After all, Douglas Brinkley wrote Cronkite (2012), a full 819 pages about a CBS talking head who issued false dispatches as a war correspondent, bugged the meetings of Republican candidates, and claimed that the USSR “wasn’t ever a dangerous threat.” Perhaps that sort of blindness prompted Roger Ailes to brand CBS the Communist Broadcasting System.
As Roger Ailes departs, the left screams through the old-line media that Vladimir Putin’s Russia won the 2016 election for Donald Trump. In this tale, the result had nothing to do with a shrill, corrupt, Hillary Clinton, a serial liar and vast-right-wing-conspiracy theorist.
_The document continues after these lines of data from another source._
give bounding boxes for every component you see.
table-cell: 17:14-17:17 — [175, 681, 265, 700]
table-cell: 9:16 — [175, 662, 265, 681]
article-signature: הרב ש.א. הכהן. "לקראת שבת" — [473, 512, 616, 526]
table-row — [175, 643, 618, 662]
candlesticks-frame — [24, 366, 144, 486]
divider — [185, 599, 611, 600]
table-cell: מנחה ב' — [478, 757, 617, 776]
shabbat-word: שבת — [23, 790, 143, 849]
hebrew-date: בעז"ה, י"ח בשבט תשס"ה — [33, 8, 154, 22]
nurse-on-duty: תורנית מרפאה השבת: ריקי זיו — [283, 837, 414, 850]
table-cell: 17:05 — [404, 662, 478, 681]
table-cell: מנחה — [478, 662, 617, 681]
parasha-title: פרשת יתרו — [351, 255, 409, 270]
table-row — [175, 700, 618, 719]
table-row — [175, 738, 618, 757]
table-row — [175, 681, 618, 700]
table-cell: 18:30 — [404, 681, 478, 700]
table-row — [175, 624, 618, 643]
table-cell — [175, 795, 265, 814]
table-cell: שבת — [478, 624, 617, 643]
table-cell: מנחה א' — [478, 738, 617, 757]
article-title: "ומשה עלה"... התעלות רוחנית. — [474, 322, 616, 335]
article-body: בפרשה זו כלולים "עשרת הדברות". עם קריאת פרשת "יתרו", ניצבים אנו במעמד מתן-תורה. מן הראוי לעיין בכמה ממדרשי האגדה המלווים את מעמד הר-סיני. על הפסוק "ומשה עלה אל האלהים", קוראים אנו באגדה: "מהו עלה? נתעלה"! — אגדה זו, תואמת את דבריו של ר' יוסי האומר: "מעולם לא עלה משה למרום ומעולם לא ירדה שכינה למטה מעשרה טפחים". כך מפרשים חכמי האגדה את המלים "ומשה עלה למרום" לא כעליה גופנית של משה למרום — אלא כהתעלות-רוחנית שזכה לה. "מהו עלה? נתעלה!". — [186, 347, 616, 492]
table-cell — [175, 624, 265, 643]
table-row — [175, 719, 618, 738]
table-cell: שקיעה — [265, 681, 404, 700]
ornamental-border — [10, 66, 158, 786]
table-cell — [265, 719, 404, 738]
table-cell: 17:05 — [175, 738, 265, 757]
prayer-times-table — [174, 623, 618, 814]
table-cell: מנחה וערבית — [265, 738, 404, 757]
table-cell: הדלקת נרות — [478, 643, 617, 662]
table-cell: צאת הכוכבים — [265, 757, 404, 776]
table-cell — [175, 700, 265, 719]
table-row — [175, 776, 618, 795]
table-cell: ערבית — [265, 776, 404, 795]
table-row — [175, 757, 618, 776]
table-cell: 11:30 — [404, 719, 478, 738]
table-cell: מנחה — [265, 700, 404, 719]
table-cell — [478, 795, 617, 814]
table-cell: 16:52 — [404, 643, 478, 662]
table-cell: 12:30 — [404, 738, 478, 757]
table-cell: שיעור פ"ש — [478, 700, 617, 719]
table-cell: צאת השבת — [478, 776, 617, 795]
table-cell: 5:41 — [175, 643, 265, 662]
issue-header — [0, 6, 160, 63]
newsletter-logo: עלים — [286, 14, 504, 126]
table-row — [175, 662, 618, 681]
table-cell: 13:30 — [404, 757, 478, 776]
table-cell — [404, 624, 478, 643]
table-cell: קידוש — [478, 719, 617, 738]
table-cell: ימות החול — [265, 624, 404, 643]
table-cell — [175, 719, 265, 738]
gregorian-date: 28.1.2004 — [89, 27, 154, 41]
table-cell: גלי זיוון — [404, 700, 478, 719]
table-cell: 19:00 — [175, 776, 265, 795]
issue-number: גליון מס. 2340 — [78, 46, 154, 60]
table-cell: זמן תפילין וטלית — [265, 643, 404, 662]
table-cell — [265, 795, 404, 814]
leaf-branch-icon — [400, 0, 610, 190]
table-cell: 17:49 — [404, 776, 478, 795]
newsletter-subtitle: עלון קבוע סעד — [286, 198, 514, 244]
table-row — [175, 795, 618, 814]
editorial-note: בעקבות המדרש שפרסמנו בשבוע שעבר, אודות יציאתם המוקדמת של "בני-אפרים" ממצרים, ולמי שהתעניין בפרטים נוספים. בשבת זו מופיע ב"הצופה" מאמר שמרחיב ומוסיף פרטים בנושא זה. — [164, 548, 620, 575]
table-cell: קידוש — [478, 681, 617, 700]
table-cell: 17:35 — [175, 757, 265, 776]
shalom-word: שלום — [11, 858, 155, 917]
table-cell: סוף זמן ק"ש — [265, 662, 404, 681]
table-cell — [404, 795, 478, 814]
As Secretary of State, Clinton gave the Russians virtually everything they wanted, and FBI boss James Comey let her off the hook for an unsecured server and 30,000 deleted emails. But Clinton lost only because Russia won the election for Trump.
It’s the greatest fake news since Stalin’s apologist, Walter Duranty of the New York Times, told the world there was no famine in Ukraine in 1932-33. In reality, Stalin planned the famine, which claimed more than a million lives, one of the worst atrocities of all time. As Roger Ailes knew, the old-line establishment media has always been unfair, unbalanced, and afraid of the truth.